Um excuse me but the Trump administration has used the same resolution vehicles to resolve FCPA enforcement actions as prior administrations. Non-prosecution and deferred prosecution agreements were introduced to the FCPA context during the Bush administration and become the norm in corporate FCPA enforcement during the Obama administration. Declinations with disgorgement were introduced to the FCPA context during the Obama administration. The November 2017 DOJ FCPA Corporate Enforcement Policy represented a slight tweek from the DOJ’s April 2016 FCPA Pilot Program unveiled during the Obama administration.
This piece written by an attorney states:
“Most American companies are precluded from doing business in many parts of the world due to the Foreign Corrupt Practices Act of 1977 that prohibits the making of payments to foreign government officials to assist in earning or retaining business.”
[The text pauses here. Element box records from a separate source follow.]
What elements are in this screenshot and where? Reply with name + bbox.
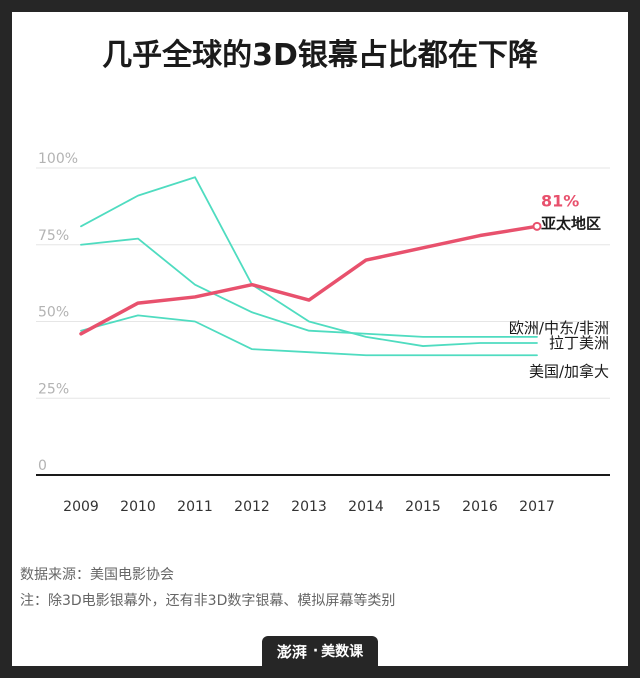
y-tick-label: 0 bbox=[38, 458, 47, 474]
x-tick-label: 2014 bbox=[348, 499, 384, 515]
x-tick-label: 2009 bbox=[63, 499, 99, 515]
series-line bbox=[80, 314, 538, 357]
series-name-label: 拉丁美洲 bbox=[549, 334, 609, 352]
x-tick-label: 2017 bbox=[519, 499, 555, 515]
x-tick-label: 2015 bbox=[405, 499, 441, 515]
y-tick-label: 50% bbox=[38, 305, 69, 321]
x-tick-label: 2011 bbox=[177, 499, 213, 515]
x-tick-label: 2012 bbox=[234, 499, 270, 515]
series-end-marker bbox=[532, 221, 542, 231]
line-chart: 0 25% 50% 75% 100% 2009 2010 2011 2012 2013 2014 20… bbox=[36, 151, 610, 515]
y-tick-label: 25% bbox=[38, 381, 69, 397]
brand-logo: 澎湃 bbox=[276, 642, 307, 661]
series-line bbox=[80, 237, 538, 338]
chart-title: 几乎全球的3D银幕占比都在下降 bbox=[102, 38, 538, 73]
series-name-label: 欧洲/中东/非洲 bbox=[509, 319, 609, 337]
series-line bbox=[80, 176, 538, 347]
y-tick-label: 75% bbox=[38, 228, 69, 244]
data-source: 数据来源：美国电影协会 bbox=[20, 567, 174, 583]
series-value-label: 81% bbox=[541, 191, 579, 210]
x-tick-label: 2010 bbox=[120, 499, 156, 515]
chart-card: 几乎全球的3D银幕占比都在下降 0 25% 50% 75% 100% 2009 2010 20… bbox=[12, 12, 628, 666]
brand-badge: 澎湃 · 美数课 bbox=[262, 636, 378, 666]
brand-name: 美数课 bbox=[321, 644, 364, 660]
x-tick-label: 2013 bbox=[291, 499, 327, 515]
y-tick-label: 100% bbox=[38, 151, 78, 167]
brand-separator-icon: · bbox=[312, 643, 319, 659]
footnote: 注：除3D电影银幕外，还有非3D数字银幕、模拟屏幕等类别 bbox=[20, 593, 396, 609]
x-tick-label: 2016 bbox=[462, 499, 498, 515]
series-line bbox=[79, 224, 539, 336]
series-name-label: 亚太地区 bbox=[541, 214, 601, 232]
series-name-label: 美国/加拿大 bbox=[529, 362, 609, 380]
Um excuse me, but what the …?
The FCPA’s anti-bribery provisions contain (for lack of a better word) a payment prohibition and the books and records and internal controls provisions (applicable to only issuers) contains various bookkeeping and financial controls requirements. The FCPA most certainly does not “preclude” companies from doing business in many parts of the world.
This article asserts:
“In terms of the Foreign Corrupt Practices Act of 1977, the US government can prosecute anyone anywhere in the world for crimes involving state institutions and influential politicians.”
Um excuse me but this is a false statement.
Yes, the FCPA (as applied to U.S. business organizations and U.S. citizens, nationals, etc.) is extraterritorial, but as applied to non-U.S. business organizations and non U.S. citizens, etc. the anti-bribery provisions only apply to the extent (generally speaking) the alleged bribery scheme has a U.S. nexus.
The most recent edition of the always informative FCPA Update from Debevoise & Plimpton is here with articles regarding the recent dismissal of the SEC’s FCPA case against Michael Cohen and Vanja Baros (former Och-Ziff executives) as well as recent enforcement actions against Credit Suisse and Beam.
Regarding the former, the Update notes:
“The SEC argued that in a disgorgement action the limitations period should accrue upon receipt of ill-gotten gains, not merely when the underlying conduct took place. The district court so found, however, that the limitations period for an FCPA claim accrues at that point that a violation occurs and not later. Nowhere does the FCPA prohibit the receipt of money or other benefits that are the result of an improper payment. Instead, the FCPA prohibits the use of the means of interstate commerce to offer, promise, or give anything of value to a foreign official. The idea that the limitations period begins with (or that the offense continues through) the receipt of subsequent benefits from a bribe often surfaces in contexts such as the seemingly abandoned “tainted contracts” theory of successor liability and elsewhere. It is useful for companies and counsel to have another judicial decision debunking this mistaken assertion.”
As to the Credit Suisse enforcement action, the Update notes:
“Setting aside the open question of statutory interpretation of the “thing of value” provided “to a foreign official” in such cases, the SEC and DOJ should consider whether guidance found only in lists of remedial measures effectively results in over-regulation of foreign labor markets.”